Welche Probleme ergeben sich bei der automatischen Übersetzung des Begriffs „Apfeltasche“ in andere Sprachen?
Die automatische Übersetzung des Begriffs „Apfeltasche“ stellt Übersetzungsprogramme (wie Google Translate, DeepL oder ChatGPT) vor verschiedene linguistische, kulturelle und kontextuelle Herausforderungen.
Hier sind die zentralen Probleme im Detail:
1. Die Polysemie (Mehrdeutigkeit) des Wortes „Tasche“
Das größte Problem ist das Wort „Tasche“. Im Deutschen kann es eine Kleidungstasche (pocket), eine Tragetasche (bag) oder eben eine Gebäckform (turnover/pouch) bezeichnen.

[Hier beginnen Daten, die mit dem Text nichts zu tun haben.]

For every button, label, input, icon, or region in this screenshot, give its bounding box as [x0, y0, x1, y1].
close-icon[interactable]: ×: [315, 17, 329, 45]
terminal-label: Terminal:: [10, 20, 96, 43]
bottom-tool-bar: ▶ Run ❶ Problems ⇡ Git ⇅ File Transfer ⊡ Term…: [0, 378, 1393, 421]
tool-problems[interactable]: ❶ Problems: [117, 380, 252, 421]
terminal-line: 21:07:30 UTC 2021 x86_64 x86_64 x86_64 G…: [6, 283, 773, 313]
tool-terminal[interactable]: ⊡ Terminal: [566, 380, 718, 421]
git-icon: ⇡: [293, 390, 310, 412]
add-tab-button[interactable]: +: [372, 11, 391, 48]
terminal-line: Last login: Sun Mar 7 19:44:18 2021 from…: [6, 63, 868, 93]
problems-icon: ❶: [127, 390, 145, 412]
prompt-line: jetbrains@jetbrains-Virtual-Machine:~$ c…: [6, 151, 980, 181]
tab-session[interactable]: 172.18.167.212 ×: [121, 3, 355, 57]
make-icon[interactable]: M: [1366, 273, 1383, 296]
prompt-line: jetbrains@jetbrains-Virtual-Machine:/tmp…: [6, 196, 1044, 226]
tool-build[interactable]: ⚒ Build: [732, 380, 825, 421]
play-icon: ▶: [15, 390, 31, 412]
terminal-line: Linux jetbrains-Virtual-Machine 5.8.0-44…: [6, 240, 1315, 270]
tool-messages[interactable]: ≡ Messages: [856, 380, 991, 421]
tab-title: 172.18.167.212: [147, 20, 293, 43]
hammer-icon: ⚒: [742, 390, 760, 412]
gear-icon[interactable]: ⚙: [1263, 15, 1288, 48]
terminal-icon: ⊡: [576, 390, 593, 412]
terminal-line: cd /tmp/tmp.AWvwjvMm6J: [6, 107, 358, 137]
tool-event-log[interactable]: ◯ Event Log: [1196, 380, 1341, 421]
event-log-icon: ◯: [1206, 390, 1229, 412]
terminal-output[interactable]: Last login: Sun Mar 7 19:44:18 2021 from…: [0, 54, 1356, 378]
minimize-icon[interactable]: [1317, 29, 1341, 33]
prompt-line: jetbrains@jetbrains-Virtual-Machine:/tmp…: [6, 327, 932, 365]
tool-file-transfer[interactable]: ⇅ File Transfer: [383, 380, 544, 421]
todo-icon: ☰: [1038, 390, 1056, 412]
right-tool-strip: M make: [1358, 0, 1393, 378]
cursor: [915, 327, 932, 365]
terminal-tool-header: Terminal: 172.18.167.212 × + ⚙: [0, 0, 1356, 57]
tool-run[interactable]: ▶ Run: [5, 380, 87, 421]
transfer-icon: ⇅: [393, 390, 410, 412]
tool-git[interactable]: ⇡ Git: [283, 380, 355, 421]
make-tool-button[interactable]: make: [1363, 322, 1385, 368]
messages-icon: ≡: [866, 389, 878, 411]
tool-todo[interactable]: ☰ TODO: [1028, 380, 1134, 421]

- Fehlübersetzung: Ohne ausreichenden Kontext übersetzt eine KI „Apfeltasche“ oft wörtlich als „Apple bag“ (eine Tüte voller Äpfel) oder „Apple pocket“ (eine Hosentasche für Äpfel).
- Folge: Ein Tourist, der in einer Bäckerei eine „Apple pocket“ bestellt, wird zwar meist verstanden, aber der Begriff klingt für Muttersprachler unnatürlich oder komisch.
2. Fehlende kulturelle Äquivalente
Nicht jedes Land hat exakt das gleiche Gebäck. Die Übersetzung muss daher entscheiden, ob sie die Form, die Zutat oder die lokale Bezeichnung priorisiert:
- Englisch: Hier ist „Apple turnover“ die korrekte Entsprechung. Ein „Turnover“ beschreibt die Technik, den Teig umzuklappen. Nennt die KI es nur „Apple pie“, ist das zwar inhaltlich nah dran, bezeichnet aber eigentlich einen runden Kuchen (Schnittkuchen).
- Französisch: Hier heißt es „Chausson aux pommes“. „Chausson“ bedeutet eigentlich „Hausschuh“. Eine KI, die nur Wort für Wort übersetzt, würde „Sac aux pommes“ (Apfelbeutel) ausgeben, was in einer französischen Bäckerei völlig falsch wäre.
3. Markenname vs. Gattungsbegriff (Das McDonald’s-Phänomen)
Ein interessantes Problem ist die Standardisierung durch globale Ketten.
- Bei McDonald’s wird das Produkt im Englischen als „Apple Pie“ verkauft, obwohl es optisch und technisch eine frittierte Apfeltasche ist.
- Automatische Übersetzungssysteme, die mit Internetdaten trainiert wurden, neigen dazu, „Apfeltasche“ mit „Apple Pie“ gleichzusetzen, weil dies in Texten häufig vorkommt. Wenn ein Rezept jedoch explizit einen Blätterteig-Turnover meint, ist „Pie“ technisch falsch.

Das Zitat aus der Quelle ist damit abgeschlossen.